SMB Errors/Network seems to drop out during transfer - Error Network Error 0x8007003B

Reiject

Cadet
Joined
Mar 20, 2020
Messages
4
Hi,

I am struggling to figure out whether the error above, which I'm seeing from two different cabled Windows clients, is being caused by something I've done wrong when setting up my FreeNas system
  • HP Proliant ML10 Gen9
  • Intel Pentium G4400 CPU
  • 32GB ECC RAM (Crucial)
  • 4x WD Red 6TB Drives in Raidz
  • Network card identified as Intel i219 (built-in NIC)
I have set this up with DeDupelication on some datasets so am expecting to need to add more RAM, but I've not been able to transfer any more than a few hundred GB as the transfers all stall too frequently to be usable.
If there's any other information that I need to consider to figure this out please let me know, any help greatly appreciated!
 

Attachments

  • 2020-03-20.png
    2020-03-20.png
    10.2 KB · Views: 253

pschatz100

Guru
Joined
Mar 30, 2014
Messages
1,184
Did you do anything special with your network setup? What happens when you disable dedup?

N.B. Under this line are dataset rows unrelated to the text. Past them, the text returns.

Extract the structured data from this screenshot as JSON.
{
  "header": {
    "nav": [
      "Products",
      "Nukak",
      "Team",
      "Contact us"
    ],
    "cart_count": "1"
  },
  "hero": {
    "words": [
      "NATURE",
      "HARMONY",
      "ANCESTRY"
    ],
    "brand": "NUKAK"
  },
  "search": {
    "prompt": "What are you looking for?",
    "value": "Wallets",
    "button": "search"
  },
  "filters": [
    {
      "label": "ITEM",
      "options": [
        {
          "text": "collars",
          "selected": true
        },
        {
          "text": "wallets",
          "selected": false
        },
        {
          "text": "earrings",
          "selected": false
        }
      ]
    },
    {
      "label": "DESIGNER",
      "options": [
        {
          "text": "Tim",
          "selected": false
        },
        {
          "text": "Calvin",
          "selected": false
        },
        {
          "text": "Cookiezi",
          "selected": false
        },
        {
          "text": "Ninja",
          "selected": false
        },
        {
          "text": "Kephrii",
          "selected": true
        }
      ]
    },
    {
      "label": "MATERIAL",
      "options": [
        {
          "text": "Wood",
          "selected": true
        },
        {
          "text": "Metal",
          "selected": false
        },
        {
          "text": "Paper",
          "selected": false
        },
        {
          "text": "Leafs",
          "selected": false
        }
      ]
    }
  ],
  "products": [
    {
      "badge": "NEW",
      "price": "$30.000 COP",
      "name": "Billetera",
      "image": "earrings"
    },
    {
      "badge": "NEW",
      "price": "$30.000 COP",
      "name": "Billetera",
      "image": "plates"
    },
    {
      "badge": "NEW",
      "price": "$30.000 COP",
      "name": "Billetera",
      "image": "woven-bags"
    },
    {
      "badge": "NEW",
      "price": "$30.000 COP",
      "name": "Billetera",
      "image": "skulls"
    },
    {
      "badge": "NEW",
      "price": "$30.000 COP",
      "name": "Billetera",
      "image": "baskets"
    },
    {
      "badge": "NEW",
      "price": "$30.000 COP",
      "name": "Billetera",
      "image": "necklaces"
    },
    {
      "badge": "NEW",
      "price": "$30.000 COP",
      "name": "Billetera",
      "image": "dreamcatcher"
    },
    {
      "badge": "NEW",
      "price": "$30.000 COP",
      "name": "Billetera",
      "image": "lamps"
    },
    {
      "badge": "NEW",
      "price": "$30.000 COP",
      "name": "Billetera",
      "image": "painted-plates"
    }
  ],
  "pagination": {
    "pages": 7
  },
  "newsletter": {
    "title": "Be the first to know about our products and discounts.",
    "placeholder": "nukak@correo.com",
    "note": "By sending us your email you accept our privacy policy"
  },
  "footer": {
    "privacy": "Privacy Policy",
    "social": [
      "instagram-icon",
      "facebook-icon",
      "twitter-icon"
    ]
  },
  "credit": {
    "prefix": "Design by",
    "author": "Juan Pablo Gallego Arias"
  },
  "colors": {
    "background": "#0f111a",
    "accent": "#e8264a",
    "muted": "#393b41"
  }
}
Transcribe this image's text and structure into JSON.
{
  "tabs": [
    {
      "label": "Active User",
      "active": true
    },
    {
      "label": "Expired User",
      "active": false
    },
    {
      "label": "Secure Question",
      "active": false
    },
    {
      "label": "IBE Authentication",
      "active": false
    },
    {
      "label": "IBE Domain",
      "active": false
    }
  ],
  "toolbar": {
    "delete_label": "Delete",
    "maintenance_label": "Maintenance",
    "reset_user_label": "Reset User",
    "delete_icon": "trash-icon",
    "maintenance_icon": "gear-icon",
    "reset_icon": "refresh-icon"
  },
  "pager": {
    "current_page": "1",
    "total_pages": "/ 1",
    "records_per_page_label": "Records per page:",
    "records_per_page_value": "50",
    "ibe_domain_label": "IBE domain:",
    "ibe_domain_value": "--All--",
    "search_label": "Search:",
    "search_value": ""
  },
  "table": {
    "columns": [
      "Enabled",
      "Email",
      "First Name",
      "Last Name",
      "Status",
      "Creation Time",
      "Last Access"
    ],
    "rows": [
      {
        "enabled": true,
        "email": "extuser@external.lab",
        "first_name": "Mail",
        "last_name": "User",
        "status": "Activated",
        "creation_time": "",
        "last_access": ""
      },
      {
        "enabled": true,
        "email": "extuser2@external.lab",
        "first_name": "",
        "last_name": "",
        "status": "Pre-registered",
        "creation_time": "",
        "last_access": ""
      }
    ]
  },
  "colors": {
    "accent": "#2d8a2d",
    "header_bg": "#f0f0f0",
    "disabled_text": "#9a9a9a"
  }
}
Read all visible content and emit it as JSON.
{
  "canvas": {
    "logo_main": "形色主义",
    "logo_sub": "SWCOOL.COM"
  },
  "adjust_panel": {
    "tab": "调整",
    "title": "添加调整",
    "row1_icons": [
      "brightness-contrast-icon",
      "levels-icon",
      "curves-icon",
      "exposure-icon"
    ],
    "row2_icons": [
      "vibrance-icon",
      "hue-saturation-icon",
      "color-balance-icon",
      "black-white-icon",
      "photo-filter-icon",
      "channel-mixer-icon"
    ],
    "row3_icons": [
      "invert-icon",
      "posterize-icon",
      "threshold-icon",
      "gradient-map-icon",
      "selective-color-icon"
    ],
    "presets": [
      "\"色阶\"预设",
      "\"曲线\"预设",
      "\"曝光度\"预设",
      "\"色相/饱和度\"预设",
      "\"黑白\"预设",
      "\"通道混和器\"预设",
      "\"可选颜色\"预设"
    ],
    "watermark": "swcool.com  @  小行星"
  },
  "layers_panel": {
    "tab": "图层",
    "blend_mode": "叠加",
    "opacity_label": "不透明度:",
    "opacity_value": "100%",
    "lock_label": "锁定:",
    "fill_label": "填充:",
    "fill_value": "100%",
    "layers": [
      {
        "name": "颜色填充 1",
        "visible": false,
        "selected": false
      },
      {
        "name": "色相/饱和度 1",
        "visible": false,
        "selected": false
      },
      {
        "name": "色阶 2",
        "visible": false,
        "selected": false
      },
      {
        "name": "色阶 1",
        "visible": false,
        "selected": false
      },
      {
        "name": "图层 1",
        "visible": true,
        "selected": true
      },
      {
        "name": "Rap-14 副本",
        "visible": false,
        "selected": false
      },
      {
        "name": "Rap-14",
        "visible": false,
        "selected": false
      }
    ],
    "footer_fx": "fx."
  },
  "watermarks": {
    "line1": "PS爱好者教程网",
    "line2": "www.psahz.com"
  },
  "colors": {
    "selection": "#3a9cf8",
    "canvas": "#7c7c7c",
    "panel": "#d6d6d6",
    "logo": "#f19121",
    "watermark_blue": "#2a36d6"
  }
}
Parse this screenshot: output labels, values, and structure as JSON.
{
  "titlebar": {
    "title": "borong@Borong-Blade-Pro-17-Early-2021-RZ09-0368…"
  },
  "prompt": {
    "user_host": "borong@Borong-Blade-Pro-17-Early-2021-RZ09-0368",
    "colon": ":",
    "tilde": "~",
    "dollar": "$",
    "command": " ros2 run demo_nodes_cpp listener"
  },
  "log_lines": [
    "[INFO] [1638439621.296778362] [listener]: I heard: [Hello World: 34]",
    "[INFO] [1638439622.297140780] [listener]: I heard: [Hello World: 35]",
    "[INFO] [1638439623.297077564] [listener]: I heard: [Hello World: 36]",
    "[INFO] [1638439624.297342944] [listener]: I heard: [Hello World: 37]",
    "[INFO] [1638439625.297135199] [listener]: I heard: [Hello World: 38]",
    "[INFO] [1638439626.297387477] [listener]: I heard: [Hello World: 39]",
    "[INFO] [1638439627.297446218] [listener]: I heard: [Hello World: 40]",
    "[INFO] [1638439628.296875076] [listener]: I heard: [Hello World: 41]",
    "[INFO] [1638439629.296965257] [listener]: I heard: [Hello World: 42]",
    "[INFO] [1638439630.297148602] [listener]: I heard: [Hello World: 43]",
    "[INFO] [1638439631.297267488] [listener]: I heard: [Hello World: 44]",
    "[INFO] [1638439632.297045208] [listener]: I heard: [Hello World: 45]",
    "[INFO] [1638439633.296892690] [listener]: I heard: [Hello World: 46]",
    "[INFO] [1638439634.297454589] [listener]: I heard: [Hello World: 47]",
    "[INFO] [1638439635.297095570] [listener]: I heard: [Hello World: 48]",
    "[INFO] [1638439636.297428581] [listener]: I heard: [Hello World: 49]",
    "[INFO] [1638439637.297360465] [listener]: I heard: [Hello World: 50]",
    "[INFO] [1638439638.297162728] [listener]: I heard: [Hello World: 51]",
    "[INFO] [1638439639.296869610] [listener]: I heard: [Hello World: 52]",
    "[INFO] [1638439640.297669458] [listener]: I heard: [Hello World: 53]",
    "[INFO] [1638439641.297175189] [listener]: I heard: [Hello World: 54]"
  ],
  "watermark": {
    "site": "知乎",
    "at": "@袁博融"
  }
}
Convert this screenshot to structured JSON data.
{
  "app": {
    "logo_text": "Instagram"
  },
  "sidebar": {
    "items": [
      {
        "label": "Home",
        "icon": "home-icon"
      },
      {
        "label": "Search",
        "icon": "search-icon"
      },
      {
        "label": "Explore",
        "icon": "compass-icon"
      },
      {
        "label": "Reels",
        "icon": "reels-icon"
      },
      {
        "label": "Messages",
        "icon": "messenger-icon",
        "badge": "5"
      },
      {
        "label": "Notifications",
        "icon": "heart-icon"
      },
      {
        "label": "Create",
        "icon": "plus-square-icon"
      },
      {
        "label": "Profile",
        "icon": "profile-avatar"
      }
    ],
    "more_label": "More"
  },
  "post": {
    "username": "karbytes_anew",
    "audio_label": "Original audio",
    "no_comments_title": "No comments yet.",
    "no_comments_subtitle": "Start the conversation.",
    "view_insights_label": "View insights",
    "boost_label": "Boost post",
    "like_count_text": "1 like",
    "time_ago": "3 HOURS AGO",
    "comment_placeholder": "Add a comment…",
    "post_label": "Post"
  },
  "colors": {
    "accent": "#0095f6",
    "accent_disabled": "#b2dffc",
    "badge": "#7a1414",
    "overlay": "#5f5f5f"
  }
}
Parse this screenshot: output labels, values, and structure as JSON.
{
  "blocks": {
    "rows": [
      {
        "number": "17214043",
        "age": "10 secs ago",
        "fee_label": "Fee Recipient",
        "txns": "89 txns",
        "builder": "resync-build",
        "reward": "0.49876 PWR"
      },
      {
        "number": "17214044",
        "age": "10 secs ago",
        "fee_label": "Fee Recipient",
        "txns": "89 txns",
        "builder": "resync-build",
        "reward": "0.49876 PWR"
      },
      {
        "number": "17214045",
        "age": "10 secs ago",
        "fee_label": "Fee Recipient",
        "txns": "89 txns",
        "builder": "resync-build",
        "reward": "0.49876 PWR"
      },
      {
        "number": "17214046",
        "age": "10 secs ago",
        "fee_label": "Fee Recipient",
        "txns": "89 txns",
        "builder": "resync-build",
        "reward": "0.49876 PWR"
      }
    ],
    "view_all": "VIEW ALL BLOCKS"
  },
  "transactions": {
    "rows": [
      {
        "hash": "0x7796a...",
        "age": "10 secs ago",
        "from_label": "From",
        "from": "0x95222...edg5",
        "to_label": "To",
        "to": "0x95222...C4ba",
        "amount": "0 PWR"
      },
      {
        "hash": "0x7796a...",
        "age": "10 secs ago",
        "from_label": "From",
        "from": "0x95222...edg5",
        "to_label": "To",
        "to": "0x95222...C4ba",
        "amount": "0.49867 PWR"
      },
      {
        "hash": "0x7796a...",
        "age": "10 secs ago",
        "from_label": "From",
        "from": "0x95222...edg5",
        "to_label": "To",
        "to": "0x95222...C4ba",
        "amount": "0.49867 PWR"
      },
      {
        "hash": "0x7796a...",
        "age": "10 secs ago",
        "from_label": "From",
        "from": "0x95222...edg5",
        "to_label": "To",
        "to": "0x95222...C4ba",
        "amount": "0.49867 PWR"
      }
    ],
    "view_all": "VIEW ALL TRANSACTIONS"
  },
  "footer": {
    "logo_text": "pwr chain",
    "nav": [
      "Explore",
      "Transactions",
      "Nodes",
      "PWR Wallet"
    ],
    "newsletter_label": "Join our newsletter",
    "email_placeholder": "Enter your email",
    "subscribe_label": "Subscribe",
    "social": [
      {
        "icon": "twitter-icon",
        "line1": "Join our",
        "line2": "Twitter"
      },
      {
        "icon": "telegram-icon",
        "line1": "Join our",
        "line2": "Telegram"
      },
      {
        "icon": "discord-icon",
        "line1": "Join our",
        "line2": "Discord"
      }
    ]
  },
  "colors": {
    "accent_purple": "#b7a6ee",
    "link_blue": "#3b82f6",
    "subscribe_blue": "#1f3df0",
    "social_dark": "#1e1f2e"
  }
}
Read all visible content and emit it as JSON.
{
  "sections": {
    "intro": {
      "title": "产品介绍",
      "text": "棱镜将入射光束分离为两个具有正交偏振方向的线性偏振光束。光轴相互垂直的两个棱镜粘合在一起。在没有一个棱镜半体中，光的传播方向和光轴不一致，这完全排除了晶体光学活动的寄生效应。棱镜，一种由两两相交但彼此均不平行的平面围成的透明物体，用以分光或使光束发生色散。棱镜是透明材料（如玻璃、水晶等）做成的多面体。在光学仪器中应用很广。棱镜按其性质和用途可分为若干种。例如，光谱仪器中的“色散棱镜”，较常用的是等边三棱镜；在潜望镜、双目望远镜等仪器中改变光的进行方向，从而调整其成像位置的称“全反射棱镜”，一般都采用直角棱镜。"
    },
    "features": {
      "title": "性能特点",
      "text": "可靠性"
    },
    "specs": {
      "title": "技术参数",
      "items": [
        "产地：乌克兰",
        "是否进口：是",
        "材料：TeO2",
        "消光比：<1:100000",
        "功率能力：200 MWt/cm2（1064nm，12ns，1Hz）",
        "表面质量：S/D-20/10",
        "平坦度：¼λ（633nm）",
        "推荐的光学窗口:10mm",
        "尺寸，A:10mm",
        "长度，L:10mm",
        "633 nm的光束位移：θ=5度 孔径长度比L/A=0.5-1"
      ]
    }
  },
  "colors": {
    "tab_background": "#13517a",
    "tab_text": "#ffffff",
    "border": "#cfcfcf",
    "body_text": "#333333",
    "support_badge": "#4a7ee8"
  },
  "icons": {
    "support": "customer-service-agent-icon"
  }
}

I don't have any experience with dedup, but I know that 32GB isn't near enough memory for even small datasets. For good measure, I would check CPU usage and memory usage just to see if anything strange is going on there.
 
Last edited:

Reiject

Cadet
Joined
Mar 20, 2020
Messages
4
Did you do anything special with your network setup? What happens when you disable dedup?

I din't have any experience with dedup, but I know that 32GB isn't near enough memory for even small datasets. For good measure, I would check CPU usage and memory usage just to see if anything strange is going on there.

Thanks for the response! Nothing that I would call "special" about the network setup. I have a Netgear Prosafe GS108E switch & an Asus Wifi AC router. Not using jumbo packets, no config done on the switch... CPU usage seems to spike around 70% when transfers are able to maintain 100mbytes/sec and RAM seems to indicate most of it is being used by ZFS cache.

I'm aware Dedupe is almost frowned upon because of its hardware requirements, I intended to increase the RAM as I populated the datasets using the feature, assuming the more storage in use determins the memory usage of dedup.
 

Attachments

  • 2020-03-22.png
    2020-03-22.png
    964.2 KB · Views: 266

pschatz100

Guru
Joined
Mar 30, 2014
Messages
1,184
It would make sense that most of your memory is taken by cache. That is always the case with ZFS, but keep in mind that dedup tables and metadata are very, very large. I am going to guess that your system is not configured properly to run dedup efficiently. For people using dedup, I see references to massive amounts of memory.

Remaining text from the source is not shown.